Inforica applied to the court to set aside the arbitral order, arguing that the arbitrator lacked jurisdiction to make a security for costs order. At first instance, the court held that a security for costs order is not a procedural order under s. 20(1) of the Act, and was therefore beyond the arbitrator’s jurisdiction. The court set aside the arbitrator’s order. CGI then appealed to the Ontario Court of Appeal.

the Court of Appeal’s decision

The Court of Appeal allowed CGI’s appeal and restored the security for costs order. Rather than finding that the general power to determine procedural matters under s. 20(1) of the Act enables the making of security for costs orders, however, the Court of Appeal came at the case a different way. The Court of Appeal based its decision on a finding that the lower court lacked jurisdiction to set aside the arbitrator’s order.

Inforica had initially moved to have the court set aside the order on two grounds: 1) the arbitrator erred when ruling on the scope of his own jurisdiction (s. 17(8) of the Act); and 2) the arbitral “award” flowed from a decision on a matter that was beyond the scope of the arbitration agreement (s. 46(1) of the Act). The Court of Appeal found that the lower court had no basis to consider Inforica’s application on either basis.

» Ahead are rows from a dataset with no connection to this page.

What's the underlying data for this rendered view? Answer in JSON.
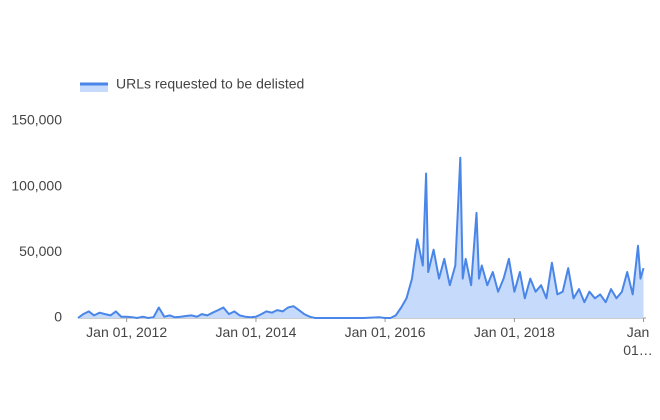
{
  "chart_data": {
    "type": "area",
    "x": [
      "2011-04-01",
      "2011-05-01",
      "2011-06-01",
      "2011-07-01",
      "2011-08-01",
      "2011-09-01",
      "2011-10-01",
      "2011-11-01",
      "2011-12-01",
      "2012-01-01",
      "2012-02-01",
      "2012-03-01",
      "2012-04-01",
      "2012-05-01",
      "2012-06-01",
      "2012-07-01",
      "2012-08-01",
      "2012-09-01",
      "2012-10-01",
      "2012-11-01",
      "2012-12-01",
      "2013-01-01",
      "2013-02-01",
      "2013-03-01",
      "2013-04-01",
      "2013-05-01",
      "2013-06-01",
      "2013-07-01",
      "2013-08-01",
      "2013-09-01",
      "2013-10-01",
      "2013-11-01",
      "2013-12-01",
      "2014-01-01",
      "2014-02-01",
      "2014-03-01",
      "2014-04-01",
      "2014-05-01",
      "2014-06-01",
      "2014-07-01",
      "2014-08-01",
      "2014-09-01",
      "2014-10-01",
      "2014-11-01",
      "2014-12-01",
      "2015-03-01",
      "2015-06-01",
      "2015-09-01",
      "2015-12-01",
      "2016-01-01",
      "2016-02-01",
      "2016-03-01",
      "2016-04-01",
      "2016-05-01",
      "2016-06-01",
      "2016-07-01",
      "2016-08-01",
      "2016-08-20",
      "2016-09-01",
      "2016-10-01",
      "2016-11-01",
      "2016-12-01",
      "2017-01-01",
      "2017-02-01",
      "2017-03-01",
      "2017-03-15",
      "2017-04-01",
      "2017-05-01",
      "2017-06-01",
      "2017-06-15",
      "2017-07-01",
      "2017-08-01",
      "2017-09-01",
      "2017-10-01",
      "2017-11-01",
      "2017-12-01",
      "2018-01-01",
      "2018-02-01",
      "2018-03-01",
      "2018-04-01",
      "2018-05-01",
      "2018-06-01",
      "2018-07-01",
      "2018-08-01",
      "2018-09-01",
      "2018-10-01",
      "2018-11-01",
      "2018-12-01",
      "2019-01-01",
      "2019-02-01",
      "2019-03-01",
      "2019-04-01",
      "2019-05-01",
      "2019-06-01",
      "2019-07-01",
      "2019-08-01",
      "2019-09-01",
      "2019-10-01",
      "2019-11-01",
      "2019-12-01",
      "2019-12-15",
      "2020-01-01"
    ],
    "series": [
      {
        "name": "URLs requested to be delisted",
        "color": "#4a86e8",
        "fill": "#c6dafc",
        "values": [
          0,
          3000,
          5000,
          2000,
          4000,
          3000,
          2000,
          5000,
          1000,
          1000,
          500,
          0,
          1000,
          0,
          500,
          8000,
          1000,
          2000,
          500,
          1000,
          1500,
          2000,
          1000,
          3000,
          2000,
          4000,
          6000,
          8000,
          3000,
          5000,
          2000,
          1000,
          500,
          1000,
          3000,
          5000,
          4000,
          6000,
          5000,
          8000,
          9000,
          6000,
          3000,
          1000,
          0,
          0,
          0,
          0,
          500,
          0,
          0,
          2000,
          8000,
          15000,
          30000,
          60000,
          40000,
          110000,
          35000,
          52000,
          30000,
          45000,
          25000,
          40000,
          122000,
          30000,
          45000,
          25000,
          80000,
          30000,
          40000,
          25000,
          35000,
          20000,
          30000,
          45000,
          20000,
          35000,
          15000,
          30000,
          20000,
          25000,
          15000,
          42000,
          18000,
          20000,
          38000,
          15000,
          22000,
          12000,
          20000,
          15000,
          18000,
          12000,
          22000,
          15000,
          20000,
          35000,
          18000,
          55000,
          30000,
          38000
        ]
      }
    ],
    "xlim": [
      "2011-04-01",
      "2020-01-15"
    ],
    "xticks": [
      {
        "value": "2012-01-01",
        "label": "Jan 01, 2012"
      },
      {
        "value": "2014-01-01",
        "label": "Jan 01, 2014"
      },
      {
        "value": "2016-01-01",
        "label": "Jan 01, 2016"
      },
      {
        "value": "2018-01-01",
        "label": "Jan 01, 2018"
      },
      {
        "value": "2020-01-01",
        "label": "Jan 01…"
      }
    ],
    "ylim": [
      0,
      150000
    ],
    "yticks": [
      0,
      {
        "value": 50000,
        "label": "50,000"
      },
      {
        "value": 100000,
        "label": "100,000"
      },
      {
        "value": 150000,
        "label": "150,000"
      }
    ],
    "grid": false,
    "legend": "top-left"
  }
}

Essentially, the Court of Appeal held that the arbitrator’s ruling on interlocutory matters did not amount to either a decision on whether he had jurisdiction to conduct the arbitration or an “award” on the merits of the dispute. Accordingly, the Court of Appeal concluded that the arbitrator’s decision was not reviewable by the court under the Act.

Given its disposition of the case, the Court of Appeal did not need to consider whether the arbitrator’s general power to determine procedure under s. 20 of the Act conferred the jurisdiction to order security for costs. That said, the court observed that the parties, by their conduct, had agreed that certain arbitral rules be incorporated into their agreement. The relevant rules contained a provision that expressly permitted the arbitrator to make security for costs orders. The court concluded that the arbitrator had a strong evidentiary basis for finding that the rules applied.

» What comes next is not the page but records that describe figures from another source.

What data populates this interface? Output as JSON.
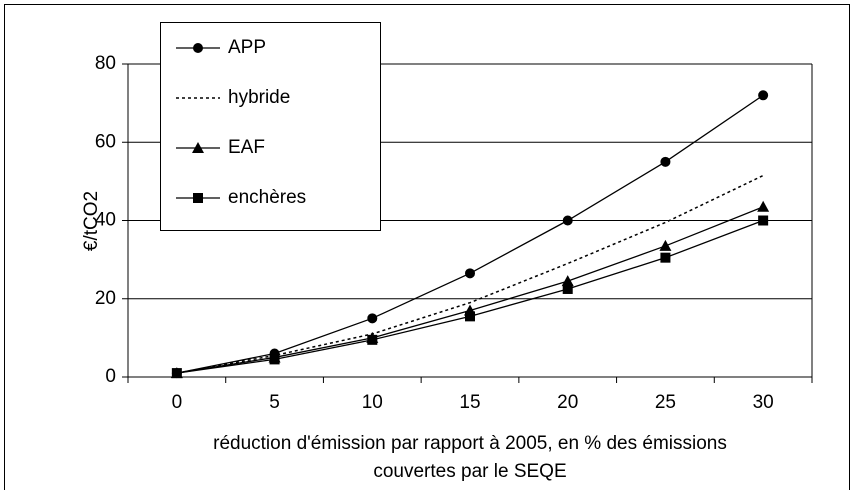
{
  "chart_data": {
    "type": "line",
    "ylabel": "€/tCO2",
    "xlabel": [
      "réduction d'émission par rapport à 2005, en % des émissions",
      "couvertes par le SEQE"
    ],
    "categories": [
      "0",
      "5",
      "10",
      "15",
      "20",
      "25",
      "30"
    ],
    "ylim": [
      0,
      80
    ],
    "yticks": [
      0,
      20,
      40,
      60,
      80
    ],
    "grid": true,
    "series": [
      {
        "name": "APP",
        "color": "#000000",
        "marker": "circle",
        "dash": false,
        "values": [
          1,
          6,
          15,
          26.5,
          40,
          55,
          72
        ]
      },
      {
        "name": "hybride",
        "color": "#000000",
        "marker": "none",
        "dash": true,
        "values": [
          1,
          5.5,
          11,
          19,
          29,
          39.5,
          51.5
        ]
      },
      {
        "name": "EAF",
        "color": "#000000",
        "marker": "triangle",
        "dash": false,
        "values": [
          1,
          5,
          10,
          17,
          24.5,
          33.5,
          43.5
        ]
      },
      {
        "name": "enchères",
        "color": "#000000",
        "marker": "square",
        "dash": false,
        "values": [
          1,
          4.5,
          9.5,
          15.5,
          22.5,
          30.5,
          40
        ]
      }
    ]
  }
}
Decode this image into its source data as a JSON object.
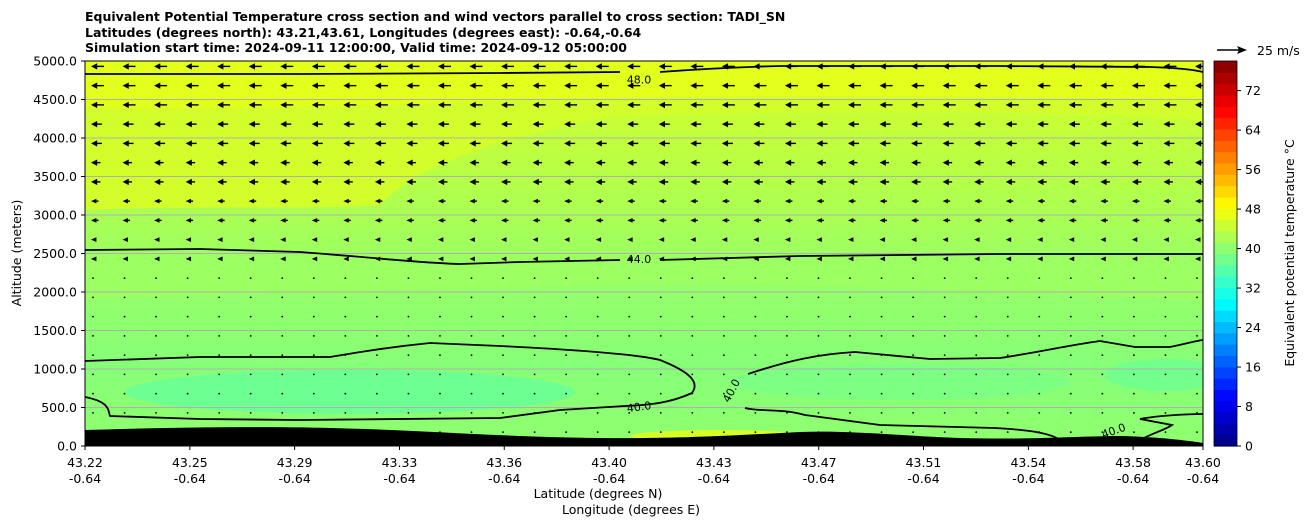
{
  "chart_data": {
    "type": "contourf",
    "title_lines": [
      "Equivalent Potential Temperature cross section and wind vectors parallel to cross section: TADI_SN",
      "Latitudes (degrees north): 43.21,43.61, Longitudes (degrees east): -0.64,-0.64",
      "Simulation start time: 2024-09-11 12:00:00, Valid time: 2024-09-12 05:00:00"
    ],
    "xlabel_line1": "Latitude (degrees N)",
    "xlabel_line2": "Longitude (degrees E)",
    "ylabel": "Altitude (meters)",
    "x_tick_lats": [
      "43.22",
      "43.25",
      "43.29",
      "43.33",
      "43.36",
      "43.40",
      "43.43",
      "43.47",
      "43.51",
      "43.54",
      "43.58",
      "43.60"
    ],
    "x_tick_lons": [
      "-0.64",
      "-0.64",
      "-0.64",
      "-0.64",
      "-0.64",
      "-0.64",
      "-0.64",
      "-0.64",
      "-0.64",
      "-0.64",
      "-0.64",
      "-0.64"
    ],
    "x_tick_fraction": [
      0,
      0.0938,
      0.1875,
      0.2813,
      0.375,
      0.4688,
      0.5625,
      0.6563,
      0.75,
      0.8438,
      0.9375,
      1.0
    ],
    "y_ticks": [
      "0.0",
      "500.0",
      "1000.0",
      "1500.0",
      "2000.0",
      "2500.0",
      "3000.0",
      "3500.0",
      "4000.0",
      "4500.0",
      "5000.0"
    ],
    "ylim": [
      0,
      5000
    ],
    "grid": "horizontal",
    "colorbar": {
      "label": "Equivalent potential temperature °C",
      "ticks": [
        "0",
        "8",
        "16",
        "24",
        "32",
        "40",
        "48",
        "56",
        "64",
        "72"
      ],
      "range": [
        0,
        78
      ],
      "colors": [
        "#00008f",
        "#0000ad",
        "#0000cc",
        "#0000ea",
        "#0008ff",
        "#0026ff",
        "#0044ff",
        "#0062ff",
        "#0080ff",
        "#009eff",
        "#00bcff",
        "#00daff",
        "#00f8ff",
        "#17ffe8",
        "#35ffca",
        "#53ffac",
        "#71ff8e",
        "#8fff70",
        "#adff52",
        "#cbff34",
        "#e9ff16",
        "#fff700",
        "#ffd900",
        "#ffbb00",
        "#ff9d00",
        "#ff7f00",
        "#ff6100",
        "#ff4300",
        "#ff2500",
        "#ff0700",
        "#e80000",
        "#ca0000",
        "#ac0000",
        "#8e0000"
      ]
    },
    "wind_key": "25 m/s",
    "contour_labels": [
      {
        "text": "48.0",
        "x_frac": 0.4955,
        "alt": 4760
      },
      {
        "text": "44.0",
        "x_frac": 0.4955,
        "alt": 2430
      },
      {
        "text": "40.0",
        "x_frac": 0.4955,
        "alt": 510
      },
      {
        "text": "40.0",
        "x_frac": 0.578,
        "alt": 720
      },
      {
        "text": "40.0",
        "x_frac": 0.92,
        "alt": 200
      }
    ]
  }
}
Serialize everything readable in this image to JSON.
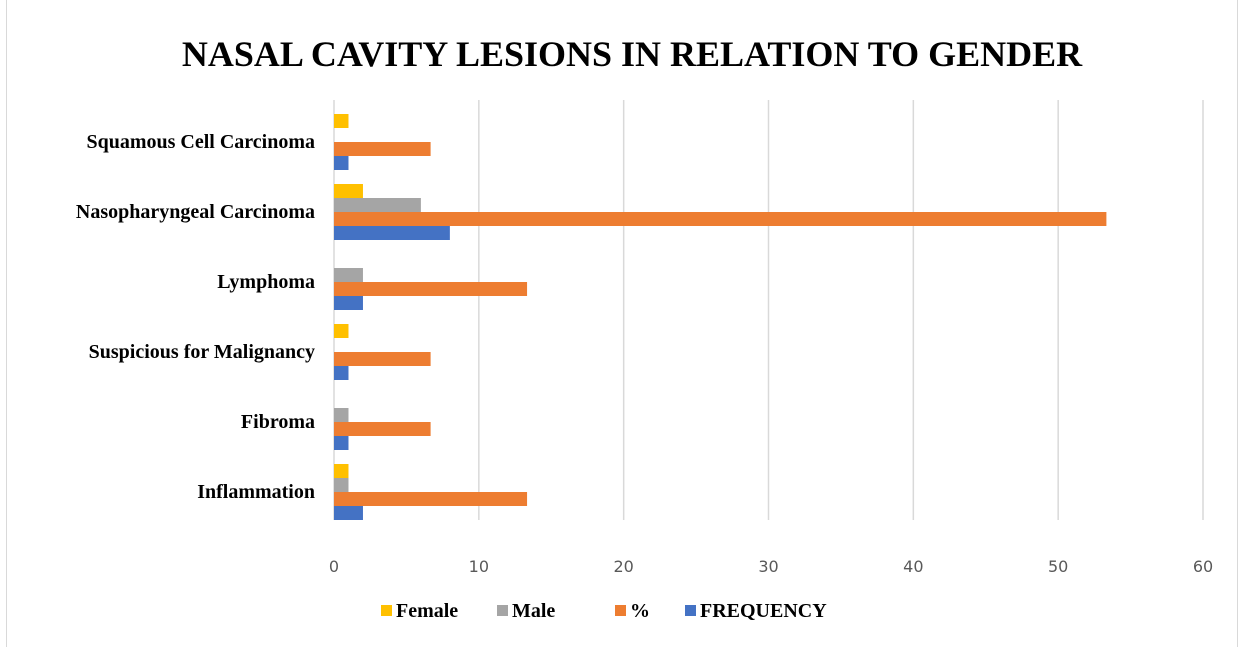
{
  "chart_data": {
    "type": "bar",
    "orientation": "horizontal",
    "title": "NASAL CAVITY LESIONS  IN RELATION TO GENDER",
    "categories": [
      "Squamous Cell Carcinoma",
      "Nasopharyngeal Carcinoma",
      "Lymphoma",
      "Suspicious for Malignancy",
      "Fibroma",
      "Inflammation"
    ],
    "series": [
      {
        "name": "Female",
        "color": "#ffc000",
        "values": [
          1,
          2,
          0,
          1,
          0,
          1
        ]
      },
      {
        "name": "Male",
        "color": "#a5a5a5",
        "values": [
          0,
          6,
          2,
          0,
          1,
          1
        ]
      },
      {
        "name": "%",
        "color": "#ed7d31",
        "values": [
          6.67,
          53.33,
          13.33,
          6.67,
          6.67,
          13.33
        ]
      },
      {
        "name": "FREQUENCY",
        "color": "#4472c4",
        "values": [
          1,
          8,
          2,
          1,
          1,
          2
        ]
      }
    ],
    "xlim": [
      0,
      60
    ],
    "xticks": [
      "0",
      "10",
      "20",
      "30",
      "40",
      "50",
      "60"
    ],
    "grid": true,
    "legend_position": "bottom"
  }
}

impact of the Inforica decision

The Inforica case is important for what it says, as well as for what it does not say.

The Court of Appeal expressly reaffirms the modern view that courts should seldom intervene in the arbitral process. Intervention should be limited to situations expressly contemplated by the Act. Noting that there is nothing in the Act that permits appeals from arbitral rulings on procedural points, the court confirms that arbitration is a self-contained, autonomous process that is presumptively immune from judicial review and oversight. The decision recognizes that the courts will be loathe to interfere with arbitral rulings.

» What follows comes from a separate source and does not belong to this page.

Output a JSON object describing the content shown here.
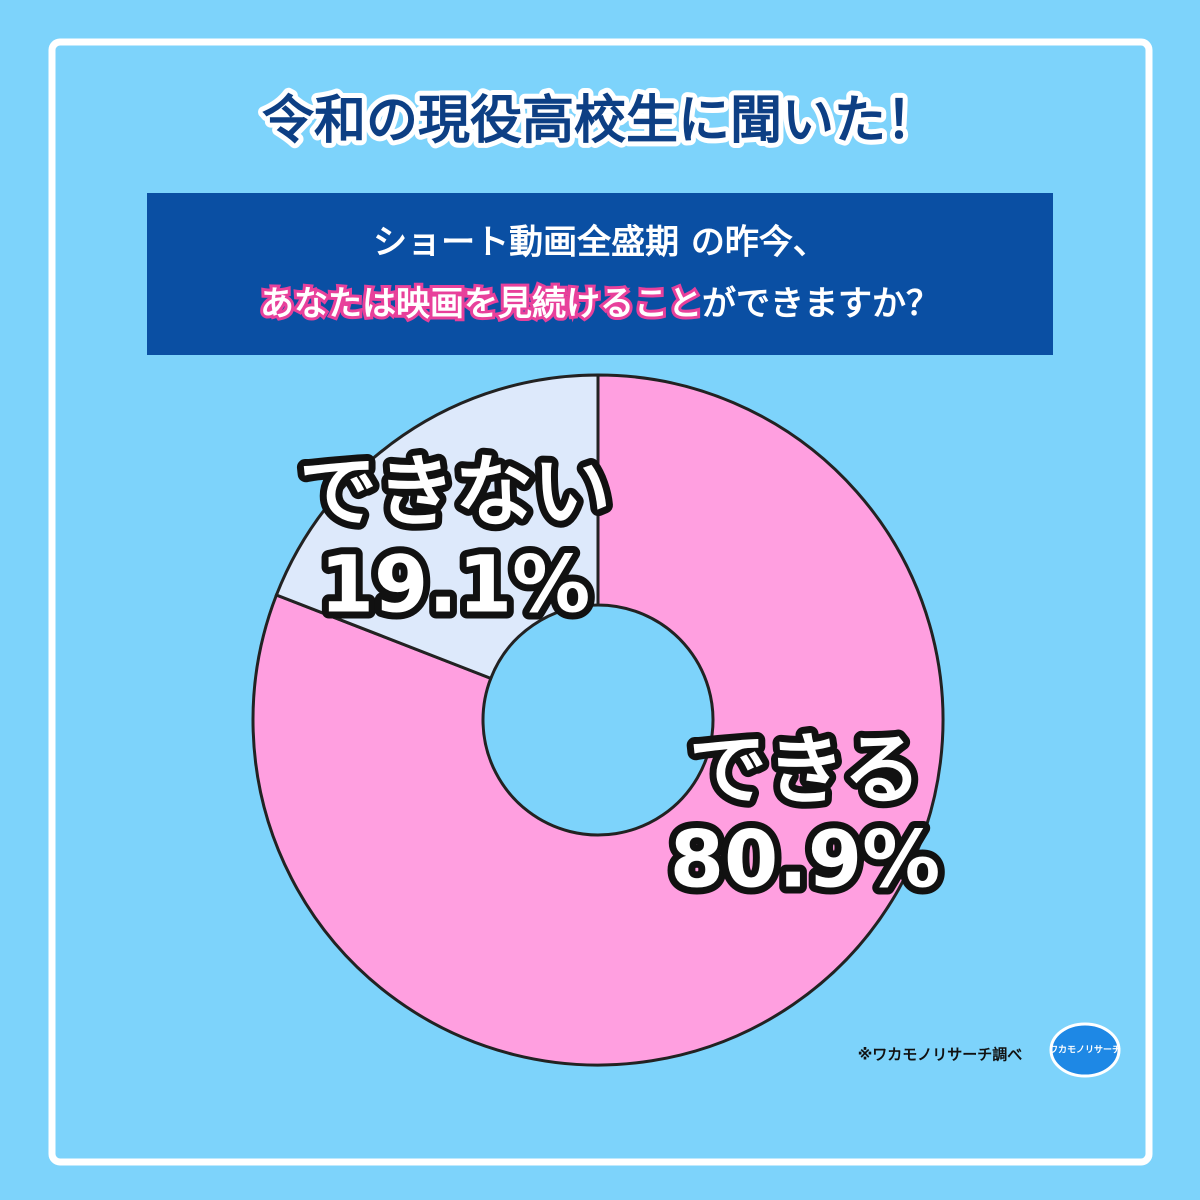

As for what the decision does not say, that is important too. The case does not stand for the proposition that arbitrators have the inherent power to award security for costs. While this may be the better argument, the case does not go that far.

Accordingly, the decision reinforces the need for parties to expressly address those issues which are important to them in their arbitration agreement. Had the arbitration agreement in Inforica included a specific power to order security for costs, there would have been no room for debate about the point.

If you are a potential defendant to an arbitration, and you are concerned about the financial wherewithal of the other side, make sure your arbitration agreement clearly gives you the ability to seek an order for security for costs.